The statistical characteristics of the grade pavement are known, and a random sample meeting the statistical characteristics is generated, so that the grade pavement reconstruction is realized. There are many mathematical methods for generating a sample satisfying the statistical rule from the statistical characteristic parameters, and the embodiment of the invention completes the reconstruction of the road spectrum by using a more extensive and mature harmonic superposition method. Harmonic waveThe superposition algorithm can simulate a stationary random process, the main idea being to represent the road surface irregularity as a sum of a number of sine or cosine functions with random phases. The road spectrum is divided into a plurality of frequency intervals with small enough frequency in a required frequency interval, according to a statistical theory, in each small interval, the road spectrum can be expressed with the frequency as the central frequency of the interval, the phase is uniform and random, and the amplitude is the road surface unevenness standard deviation (variance square) corresponding to the central frequencyA multiplied cosine function; the cosine functions are superposed to obtain a standard grade road surface time domain spectrum, and according to the central limit theorem, when the divided frequency intervals are small enough, namely the number of the frequency intervals is enough, the frequency characteristic of the superposed road spectrum is consistent with the characteristic of the given national standard road surface spectrum. The time domain road spectrum can be converted into a frequency spectrum by fourier transform.

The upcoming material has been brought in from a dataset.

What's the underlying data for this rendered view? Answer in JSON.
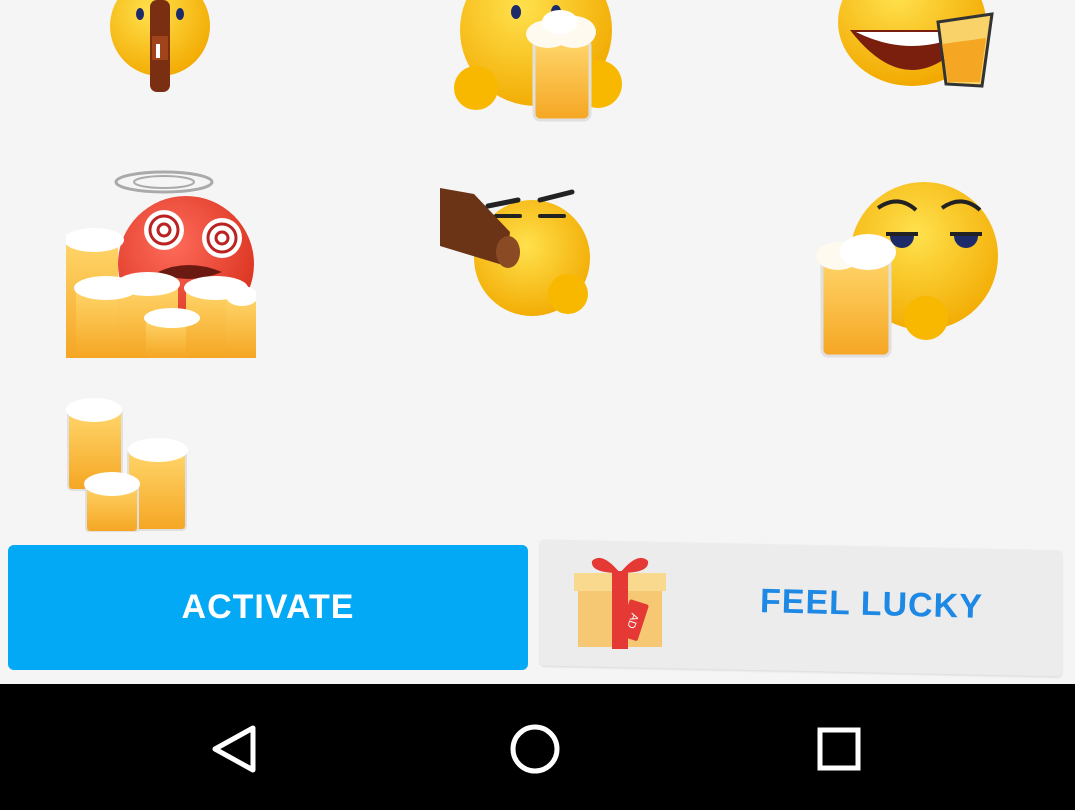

It is noted that the power spectral density fitting function in the national standard is the spatial frequency (in m)^-1) If conversion to our usual time frequency (in Hz) is required, then multiplication by vehicle speed is required.

The schematic diagram of the method is shown in fig. 4, and mainly comprises the following steps:

(1) frequency interval (f) of road surface unevenness to be analyzed₁，f₂) Dividing into m small intervals, and calculating the variance of the unevenness of each small interval. Specifically, according to the selected road surface grade and frequency interval, the road surface unevenness variance can be expressed as the following formula:

wherein f is the time frequency, and the conversion formula of the time frequency and the space frequency is as follows:

f＝nv

in the above formula, v is the vehicle speed, n is the spatial frequency, and f is the temporal frequency.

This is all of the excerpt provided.